Although Bitcoin isn’t breaking records and making everyone rich anymore, well over 1,000 different types of blockchain-based cryptocurrencies are still being used – altogether making over $250 billion in market capitalization. This week, a Republican lawmaker asked, “Will cryptocurrency be the future of money, are they a bubble that will burst, or even just a passing fad?” Congressman Andy Barr’s (KY-6) question is a part of the mounting concern from Washington over the increasing – yet absolutely unregulated – world of cryptocurrency, all shrouded in mystery.
Highly volatile (as many have learned) digital currencies have been around for almost ten years, existing freely in the central bank-less and government-less ether. They began thriving within the shadows of the Dark Web, assisting miscreants purchasing drugs and other illegal paraphernalia without oversight from authorities. The completely unregulated world of crytocurrency was devoid of tax issues, adding to the seemingly anarchic view of digital dollars existing as a umbrous parallel to the world’s mainstream banking complex.
Dirty Silk Road paths aside, Bitcoin and other colorfully-named cryptocurrencies began being popularized by people from nearly all backgrounds. People were tired of governments and their capital-throttling excrescences like the Internal Revenue Service (IRS) taking “rightfully-earned” money away, because taxation is theft, right? Apart from Libertarian champions and other characteristic followers of digital currency, being on the “in” with Bitcoin was thing to do to separate one from those fiat currency-using squares.
One will be hard-tasked to find a person that wasn’t aware of the volcanic rise of Bitcoin – the world’s leading crytocurrency – last year, soaring by more than 1,500 percent, going from just above $1,000 per coin to touching the bottom $20,000, all before its hypersonic fall back to the ground in December. Most traditional economists watching the Wall Street tickers claimed the surge was a speculation bubble, with people trying to cash in on a relatively new mainstream idea. Even though only a few were made into truly wealthy cryptocurrency cowboys, wheeling and dealing on Coinbase and other trading sites, the unregulated nature of the digital-based industry is something lawmakers want to rectify.
The House Financial Services subcommittee met Wednesday to discuss monetary and trade policy and several prominent issues connected to the complex phenomena of Washington’s still-unresolved approach to a regulatory framework. Economists say that government must institute regulations to prevent price manipulation among cryptocurrencies, but that is where is paradox lies. The absence of rules is what makes digital currency so popular.
The rise in cryptocurrency is in part caused by what people see as the central bank’s monopoly on issuing money, compounded by the popularity of the growing movement of using less bank notes.
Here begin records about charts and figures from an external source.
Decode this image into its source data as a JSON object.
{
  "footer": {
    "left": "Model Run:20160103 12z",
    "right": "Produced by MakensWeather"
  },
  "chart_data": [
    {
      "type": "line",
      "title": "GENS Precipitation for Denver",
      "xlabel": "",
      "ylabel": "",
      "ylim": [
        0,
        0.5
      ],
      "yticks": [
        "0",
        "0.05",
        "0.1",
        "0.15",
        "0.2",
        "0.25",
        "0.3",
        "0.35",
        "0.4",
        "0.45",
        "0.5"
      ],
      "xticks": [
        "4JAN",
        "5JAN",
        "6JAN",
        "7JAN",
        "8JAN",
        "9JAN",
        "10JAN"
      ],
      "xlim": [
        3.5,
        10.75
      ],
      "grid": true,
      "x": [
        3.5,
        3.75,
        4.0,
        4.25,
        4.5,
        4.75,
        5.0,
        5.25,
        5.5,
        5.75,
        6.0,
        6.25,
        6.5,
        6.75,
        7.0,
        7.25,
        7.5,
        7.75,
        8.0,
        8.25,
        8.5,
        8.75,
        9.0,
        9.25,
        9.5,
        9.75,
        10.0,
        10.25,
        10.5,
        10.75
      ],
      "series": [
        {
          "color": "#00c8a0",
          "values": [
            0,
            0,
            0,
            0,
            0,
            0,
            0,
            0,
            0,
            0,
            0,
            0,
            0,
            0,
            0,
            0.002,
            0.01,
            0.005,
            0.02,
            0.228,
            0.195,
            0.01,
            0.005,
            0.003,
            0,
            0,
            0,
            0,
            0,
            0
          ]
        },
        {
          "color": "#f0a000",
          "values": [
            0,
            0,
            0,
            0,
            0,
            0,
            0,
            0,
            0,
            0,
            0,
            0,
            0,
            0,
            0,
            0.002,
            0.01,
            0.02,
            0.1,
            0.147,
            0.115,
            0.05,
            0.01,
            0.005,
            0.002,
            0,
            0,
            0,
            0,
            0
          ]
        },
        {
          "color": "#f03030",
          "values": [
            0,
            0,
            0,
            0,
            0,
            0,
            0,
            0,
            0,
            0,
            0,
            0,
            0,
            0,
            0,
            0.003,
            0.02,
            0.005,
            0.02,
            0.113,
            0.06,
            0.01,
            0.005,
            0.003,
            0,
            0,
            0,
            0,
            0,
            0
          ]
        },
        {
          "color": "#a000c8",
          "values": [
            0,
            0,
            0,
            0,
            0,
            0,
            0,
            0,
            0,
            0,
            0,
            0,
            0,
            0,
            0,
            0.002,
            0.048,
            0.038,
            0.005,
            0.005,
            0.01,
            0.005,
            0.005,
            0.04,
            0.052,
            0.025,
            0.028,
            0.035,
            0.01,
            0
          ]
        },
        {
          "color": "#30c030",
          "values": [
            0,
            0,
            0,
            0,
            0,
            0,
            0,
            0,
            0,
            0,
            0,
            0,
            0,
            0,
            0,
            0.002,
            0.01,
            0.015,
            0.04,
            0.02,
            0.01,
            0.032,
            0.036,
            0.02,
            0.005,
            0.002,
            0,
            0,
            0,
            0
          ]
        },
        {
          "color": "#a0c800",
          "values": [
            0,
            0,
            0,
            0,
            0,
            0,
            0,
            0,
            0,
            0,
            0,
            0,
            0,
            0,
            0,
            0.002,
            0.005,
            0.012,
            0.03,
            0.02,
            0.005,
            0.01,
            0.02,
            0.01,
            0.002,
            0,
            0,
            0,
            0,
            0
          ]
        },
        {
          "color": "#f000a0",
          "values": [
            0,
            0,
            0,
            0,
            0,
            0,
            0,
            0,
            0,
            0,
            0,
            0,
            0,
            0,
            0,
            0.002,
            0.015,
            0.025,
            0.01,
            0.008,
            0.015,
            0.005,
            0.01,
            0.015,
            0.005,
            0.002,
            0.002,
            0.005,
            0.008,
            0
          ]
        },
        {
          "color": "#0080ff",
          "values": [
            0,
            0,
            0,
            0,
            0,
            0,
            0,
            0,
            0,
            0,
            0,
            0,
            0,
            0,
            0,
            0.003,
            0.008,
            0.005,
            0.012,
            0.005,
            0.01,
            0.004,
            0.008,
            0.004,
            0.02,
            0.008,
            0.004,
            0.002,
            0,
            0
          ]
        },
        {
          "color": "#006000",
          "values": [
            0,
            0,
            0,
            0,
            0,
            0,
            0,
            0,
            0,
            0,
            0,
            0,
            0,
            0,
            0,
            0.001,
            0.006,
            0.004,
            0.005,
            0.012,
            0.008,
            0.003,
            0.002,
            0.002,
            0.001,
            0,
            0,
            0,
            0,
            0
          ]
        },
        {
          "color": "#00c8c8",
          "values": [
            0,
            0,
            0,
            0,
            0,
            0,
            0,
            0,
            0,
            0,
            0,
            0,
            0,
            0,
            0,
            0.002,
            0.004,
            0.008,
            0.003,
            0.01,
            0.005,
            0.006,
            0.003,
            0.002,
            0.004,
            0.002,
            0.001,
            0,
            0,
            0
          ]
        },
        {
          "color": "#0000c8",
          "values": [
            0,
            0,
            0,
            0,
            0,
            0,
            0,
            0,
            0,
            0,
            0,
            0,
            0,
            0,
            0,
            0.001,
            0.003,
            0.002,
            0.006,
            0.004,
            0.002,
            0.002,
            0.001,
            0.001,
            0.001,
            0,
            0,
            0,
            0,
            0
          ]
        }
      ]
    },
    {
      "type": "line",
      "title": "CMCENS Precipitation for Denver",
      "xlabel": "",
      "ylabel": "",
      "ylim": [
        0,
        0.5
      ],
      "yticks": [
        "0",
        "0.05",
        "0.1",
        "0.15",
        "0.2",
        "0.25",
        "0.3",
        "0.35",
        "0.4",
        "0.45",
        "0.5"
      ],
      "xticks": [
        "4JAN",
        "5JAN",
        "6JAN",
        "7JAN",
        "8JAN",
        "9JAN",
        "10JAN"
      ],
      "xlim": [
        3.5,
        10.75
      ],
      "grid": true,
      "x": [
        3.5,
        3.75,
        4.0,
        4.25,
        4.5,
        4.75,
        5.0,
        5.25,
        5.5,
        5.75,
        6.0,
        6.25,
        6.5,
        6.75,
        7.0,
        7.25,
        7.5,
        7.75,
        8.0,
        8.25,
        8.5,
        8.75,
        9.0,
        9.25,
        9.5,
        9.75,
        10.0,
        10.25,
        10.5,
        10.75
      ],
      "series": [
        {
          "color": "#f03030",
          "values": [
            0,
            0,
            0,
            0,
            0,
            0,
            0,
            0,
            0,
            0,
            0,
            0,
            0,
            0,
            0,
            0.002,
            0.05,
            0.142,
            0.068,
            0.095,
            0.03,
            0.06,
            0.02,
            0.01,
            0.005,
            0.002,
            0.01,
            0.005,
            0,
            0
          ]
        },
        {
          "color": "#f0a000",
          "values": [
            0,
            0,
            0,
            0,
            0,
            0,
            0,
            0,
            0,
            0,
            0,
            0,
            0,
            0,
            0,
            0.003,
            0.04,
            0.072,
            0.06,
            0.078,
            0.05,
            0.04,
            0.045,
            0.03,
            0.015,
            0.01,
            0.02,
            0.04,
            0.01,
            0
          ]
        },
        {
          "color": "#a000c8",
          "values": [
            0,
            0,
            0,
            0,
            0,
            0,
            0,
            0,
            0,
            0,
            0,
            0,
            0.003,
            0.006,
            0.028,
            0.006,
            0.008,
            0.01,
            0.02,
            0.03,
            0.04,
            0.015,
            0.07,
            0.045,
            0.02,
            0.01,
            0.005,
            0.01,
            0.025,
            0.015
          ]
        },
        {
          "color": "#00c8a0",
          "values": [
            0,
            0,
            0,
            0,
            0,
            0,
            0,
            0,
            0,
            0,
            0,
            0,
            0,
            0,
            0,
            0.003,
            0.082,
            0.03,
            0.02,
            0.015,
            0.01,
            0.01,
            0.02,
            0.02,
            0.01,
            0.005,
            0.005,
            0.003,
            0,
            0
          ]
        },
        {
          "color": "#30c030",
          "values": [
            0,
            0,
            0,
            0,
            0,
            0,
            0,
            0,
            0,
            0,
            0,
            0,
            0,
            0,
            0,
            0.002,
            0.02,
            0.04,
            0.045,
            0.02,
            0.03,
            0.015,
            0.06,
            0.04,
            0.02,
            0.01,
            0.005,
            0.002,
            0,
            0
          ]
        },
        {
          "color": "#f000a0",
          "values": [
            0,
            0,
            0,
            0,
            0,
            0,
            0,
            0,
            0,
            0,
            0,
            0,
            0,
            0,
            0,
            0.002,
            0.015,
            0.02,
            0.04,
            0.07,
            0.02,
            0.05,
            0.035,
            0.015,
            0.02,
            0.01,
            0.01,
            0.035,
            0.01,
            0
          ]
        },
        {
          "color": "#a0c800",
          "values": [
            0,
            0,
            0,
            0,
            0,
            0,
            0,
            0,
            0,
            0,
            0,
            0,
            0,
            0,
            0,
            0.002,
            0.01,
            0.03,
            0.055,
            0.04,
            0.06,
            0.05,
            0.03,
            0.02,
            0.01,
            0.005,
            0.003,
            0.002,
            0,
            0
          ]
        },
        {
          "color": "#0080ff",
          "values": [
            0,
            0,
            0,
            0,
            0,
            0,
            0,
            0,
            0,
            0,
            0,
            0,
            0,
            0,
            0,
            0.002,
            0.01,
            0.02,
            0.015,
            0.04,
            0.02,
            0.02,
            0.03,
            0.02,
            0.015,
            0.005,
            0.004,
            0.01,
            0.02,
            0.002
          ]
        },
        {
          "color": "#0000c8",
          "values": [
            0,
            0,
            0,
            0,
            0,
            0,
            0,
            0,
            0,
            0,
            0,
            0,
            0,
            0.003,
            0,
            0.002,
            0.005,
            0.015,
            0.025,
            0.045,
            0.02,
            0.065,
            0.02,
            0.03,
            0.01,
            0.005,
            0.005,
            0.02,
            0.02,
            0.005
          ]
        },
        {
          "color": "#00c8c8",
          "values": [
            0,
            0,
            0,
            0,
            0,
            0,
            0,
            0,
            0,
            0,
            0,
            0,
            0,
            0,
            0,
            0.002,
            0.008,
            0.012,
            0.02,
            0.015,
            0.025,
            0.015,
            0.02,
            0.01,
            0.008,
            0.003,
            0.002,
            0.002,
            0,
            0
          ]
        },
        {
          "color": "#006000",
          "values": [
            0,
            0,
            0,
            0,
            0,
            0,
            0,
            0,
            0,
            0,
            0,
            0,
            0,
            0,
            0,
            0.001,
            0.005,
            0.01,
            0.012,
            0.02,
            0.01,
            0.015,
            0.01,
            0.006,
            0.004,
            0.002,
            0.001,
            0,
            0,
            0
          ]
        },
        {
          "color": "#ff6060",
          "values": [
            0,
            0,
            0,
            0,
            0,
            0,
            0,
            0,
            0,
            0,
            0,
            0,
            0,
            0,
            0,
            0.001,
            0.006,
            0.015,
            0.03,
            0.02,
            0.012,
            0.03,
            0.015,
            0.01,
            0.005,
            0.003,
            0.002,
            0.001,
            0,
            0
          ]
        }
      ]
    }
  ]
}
Though, this isn’t the only reason behind the wishes of elected officials to regulate digital currency.
Economist Rodney Garratt of the University of California, Santa Barbara told the subcommittee during the meeting, “Central banks are currently evaluating numerous options for digital currencies, not just in response to the shift away from cash.” Garratt added, “But also for meeting core objectives and the enhancement of financial market infrastructures,” to best serve people and the world market at-large.
Norbert Michel, director of the Heritage Foundation’s Center for Data Analysis, noted that “Western policymakers” are accustomed to a central bank, adding that, “It is certainly difficult to imagine a cryptocurrency replacing the U.S. dollar as long as the Federal Reserve acts as a moderately good steward of the national currency.” Nevertheless, insofar as substitutes to traditional currencies exist, “Congress should eliminate barriers that impede people from using their preferred medium of exchange,” Michel said in a report from the Washington Times.
The world has seen innovation in going from engine carburetors to fuel injection, biplanes to supersonic jets, rotary telephones to smartphones, but the banking system is still based on an archaic Medieval Age process, according to budding Bitcoin investors. People flocked to cryptocurrency for its decentralized nature, its quickness and ease of use, transparency, anonymity, and hedge against financial risk from currency devaluation.
As Congress attempts to get a stranglehold on digital currency, people may ask that since money – especially in elections – is noted as a freedom of speech or expression, should cryptocurrency remain unregulated?